Following a 15-year hiatus, Black Ox Orkestar reunited in the pandemic summer of 2020, impelled by an invitation by a journalist from left-leaning magazine Jewish Currents to be the subject of a feature article introducing this groundbreaking band to a new generation of listeners. The band reconvened at first in friendship and conversation, which soon evolved into a desire to tap back into the musical chemistry they’d each dearly missed. Pandemic restrictions initially limited them to Zoom meetings and virtual file exchange; one of their earliest new recordings, “Mizrakh Mi Ma’arav”, was forged from a voice memo recording of Gilmore on piano and voice, to which Levine added clarinet in his Toronto basement, and Amar and Moss overdubbing strings at Montreal’s Hotel2Tango recording studio. This song was then released as a flexi 7” by Jewish Currents as a gift to its 6000+ subscribers in February 2022, effectively announcing the return of Black Ox Orkestar. The song also appears on the band’s new full-length album Everything Returns, which picks up right where they left off a decade-and-a-half ago: an entrancing collection of roiling interpretations of Jewish diasporic instrumentals combined with brooding vocal-driven originals (sung primarily in Yiddish) showcasing their unique sound and sensibility—offering a distinctive take and timbre within the contemporary landscape of Jewish, Yiddish and klezmer music. A burgeoning new diasporic community of such practitioners, researchers and fans has arisen since Black Ox Orkestar’s initial run, and the band’s first two albums remain lodestars among this next generation. Everything Returns will indeed mark an exciting and welcome return for many and should offer proof positive of the band’s continued interpretive strengths, musicianship, and revitalizing contributions to the tradition.
SELECT REVIEW QUOTES

“Nisht Azoy is a heavy album. Black Ox Orkestar’s take on traditional Yiddish music has the same portentous sense of weight and drama that runs through Godspeed You! Black Emperor like a quiet lead stream. The music is recognisably influenced by post-rock, yet you wouldn’t mistake Black Ox Orkestar for any other band. A dark trad-Yid group is a welcome change. They’re the darkest, densest folk group around. 
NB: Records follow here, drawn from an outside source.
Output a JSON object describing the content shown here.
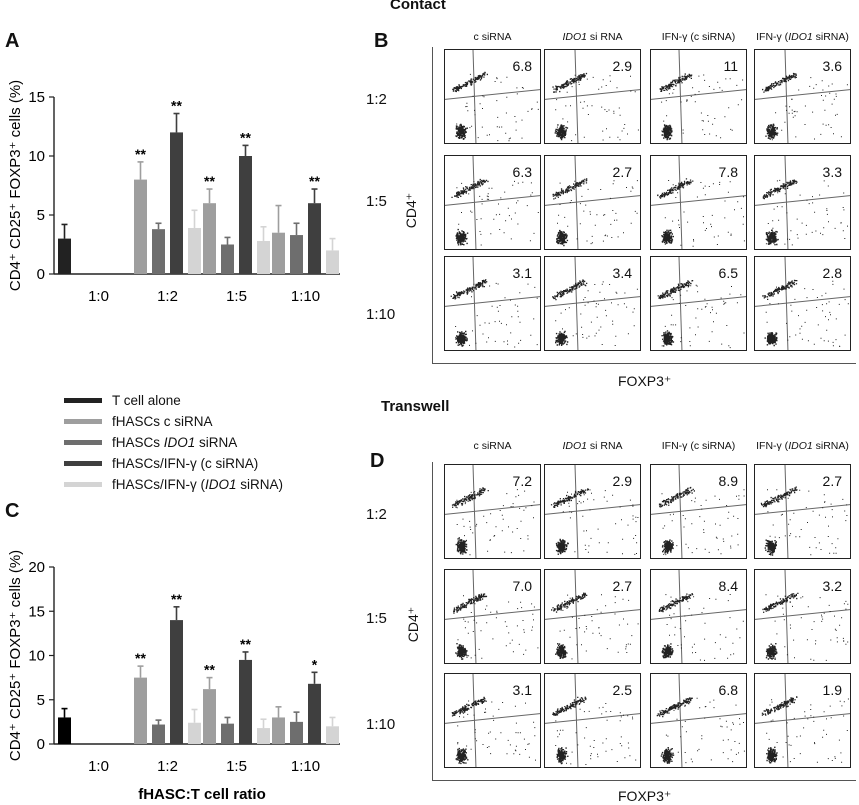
{
  "figure": {
    "contact_title": "Contact",
    "transwell_title": "Transwell",
    "panel_letters": {
      "A": "A",
      "B": "B",
      "C": "C",
      "D": "D"
    },
    "ratio_rows": [
      "1:2",
      "1:5",
      "1:10"
    ],
    "flow_columns": [
      {
        "pre": "c siRNA",
        "ital": "",
        "post": ""
      },
      {
        "pre": "",
        "ital": "IDO1",
        "post": " si RNA"
      },
      {
        "pre": "IFN-γ (c siRNA)",
        "ital": "",
        "post": ""
      },
      {
        "pre": "IFN-γ (",
        "ital": "IDO1",
        "post": " siRNA)"
      }
    ],
    "flow_y_label": "CD4⁺",
    "flow_x_label": "FOXP3⁺",
    "contact_values": [
      [
        "6.8",
        "2.9",
        "11",
        "3.6"
      ],
      [
        "6.3",
        "2.7",
        "7.8",
        "3.3"
      ],
      [
        "3.1",
        "3.4",
        "6.5",
        "2.8"
      ]
    ],
    "transwell_values": [
      [
        "7.2",
        "2.9",
        "8.9",
        "2.7"
      ],
      [
        "7.0",
        "2.7",
        "8.4",
        "3.2"
      ],
      [
        "3.1",
        "2.5",
        "6.8",
        "1.9"
      ]
    ]
  },
  "legend": [
    {
      "pre": "T cell alone",
      "ital": "",
      "post": "",
      "color": "#222222"
    },
    {
      "pre": "fHASCs c siRNA",
      "ital": "",
      "post": "",
      "color": "#9e9e9e"
    },
    {
      "pre": "fHASCs ",
      "ital": "IDO1",
      "post": " siRNA",
      "color": "#6e6e6e"
    },
    {
      "pre": "fHASCs/IFN-γ (c siRNA)",
      "ital": "",
      "post": "",
      "color": "#3f3f3f"
    },
    {
      "pre": "fHASCs/IFN-γ (",
      "ital": "IDO1",
      "post": " siRNA)",
      "color": "#d4d4d4"
    }
  ],
  "chart_data": [
    {
      "type": "bar",
      "panel": "A",
      "ylabel": "CD4⁺ CD25⁺ FOXP3⁺ cells (%)",
      "xlabel": "",
      "categories": [
        "1:0",
        "1:2",
        "1:5",
        "1:10"
      ],
      "ylim": [
        0,
        15
      ],
      "yticks": [
        0,
        5,
        10,
        15
      ],
      "series": [
        {
          "name": "T cell alone",
          "color": "#222222",
          "values": [
            3,
            null,
            null,
            null
          ],
          "errors": [
            1.2,
            null,
            null,
            null
          ]
        },
        {
          "name": "fHASCs c siRNA",
          "color": "#9e9e9e",
          "values": [
            null,
            8,
            6,
            3.5
          ],
          "errors": [
            null,
            1.5,
            1.2,
            2.3
          ]
        },
        {
          "name": "fHASCs IDO1 siRNA",
          "color": "#6e6e6e",
          "values": [
            null,
            3.8,
            2.5,
            3.3
          ],
          "errors": [
            null,
            0.5,
            0.6,
            1.0
          ]
        },
        {
          "name": "fHASCs/IFN-γ (c siRNA)",
          "color": "#3f3f3f",
          "values": [
            null,
            12,
            10,
            6
          ],
          "errors": [
            null,
            1.6,
            0.9,
            1.2
          ]
        },
        {
          "name": "fHASCs/IFN-γ (IDO1 siRNA)",
          "color": "#d4d4d4",
          "values": [
            null,
            3.9,
            2.8,
            2.0
          ],
          "errors": [
            null,
            1.5,
            1.2,
            1.0
          ]
        }
      ],
      "significance": [
        {
          "category": "1:2",
          "series": "fHASCs c siRNA",
          "mark": "**"
        },
        {
          "category": "1:2",
          "series": "fHASCs/IFN-γ (c siRNA)",
          "mark": "**"
        },
        {
          "category": "1:5",
          "series": "fHASCs c siRNA",
          "mark": "**"
        },
        {
          "category": "1:5",
          "series": "fHASCs/IFN-γ (c siRNA)",
          "mark": "**"
        },
        {
          "category": "1:10",
          "series": "fHASCs/IFN-γ (c siRNA)",
          "mark": "**"
        }
      ]
    },
    {
      "type": "bar",
      "panel": "C",
      "ylabel": "CD4⁺ CD25⁺ FOXP3⁺ cells (%)",
      "xlabel": "fHASC:T cell ratio",
      "categories": [
        "1:0",
        "1:2",
        "1:5",
        "1:10"
      ],
      "ylim": [
        0,
        20
      ],
      "yticks": [
        0,
        5,
        10,
        15,
        20
      ],
      "series": [
        {
          "name": "T cell alone",
          "color": "#000000",
          "values": [
            3,
            null,
            null,
            null
          ],
          "errors": [
            1.0,
            null,
            null,
            null
          ]
        },
        {
          "name": "fHASCs c siRNA",
          "color": "#9e9e9e",
          "values": [
            null,
            7.5,
            6.2,
            3.0
          ],
          "errors": [
            null,
            1.3,
            1.3,
            1.2
          ]
        },
        {
          "name": "fHASCs IDO1 siRNA",
          "color": "#6e6e6e",
          "values": [
            null,
            2.2,
            2.3,
            2.5
          ],
          "errors": [
            null,
            0.5,
            0.7,
            1.1
          ]
        },
        {
          "name": "fHASCs/IFN-γ (c siRNA)",
          "color": "#3f3f3f",
          "values": [
            null,
            14,
            9.5,
            6.8
          ],
          "errors": [
            null,
            1.5,
            0.9,
            1.3
          ]
        },
        {
          "name": "fHASCs/IFN-γ (IDO1 siRNA)",
          "color": "#d4d4d4",
          "values": [
            null,
            2.4,
            1.8,
            2.0
          ],
          "errors": [
            null,
            1.5,
            1.0,
            1.0
          ]
        }
      ],
      "significance": [
        {
          "category": "1:2",
          "series": "fHASCs c siRNA",
          "mark": "**"
        },
        {
          "category": "1:2",
          "series": "fHASCs/IFN-γ (c siRNA)",
          "mark": "**"
        },
        {
          "category": "1:5",
          "series": "fHASCs c siRNA",
          "mark": "**"
        },
        {
          "category": "1:5",
          "series": "fHASCs/IFN-γ (c siRNA)",
          "mark": "**"
        },
        {
          "category": "1:10",
          "series": "fHASCs/IFN-γ (c siRNA)",
          "mark": "*"
        }
      ]
    }
  ]
}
PopMatters (Nisht Azoy, 2006)

“It seems appropriate that the city that gave us Mordechai Richler and which was home to Chava Rosenfarb should continue to be the source of new, interesting Yiddish music. Although most of the songs on this album are traditional, they are played in a brooding, nusakh-influenced style that owes as much to Middle Eastern music and modern discordances as to traditional folk music. “Fishelakh in Vaser” is absolutely wonderful as it slowly grows more forceful and discordant—a modern Yiddish street bolero. The words to the title song are incendiary, questioning what is happening in Israel and the question of oppressed turning oppressor. This is a band with a range of moods and strengths. When a band plays this well and engages the politics of today’s world in Yiddish, much positive should be said.”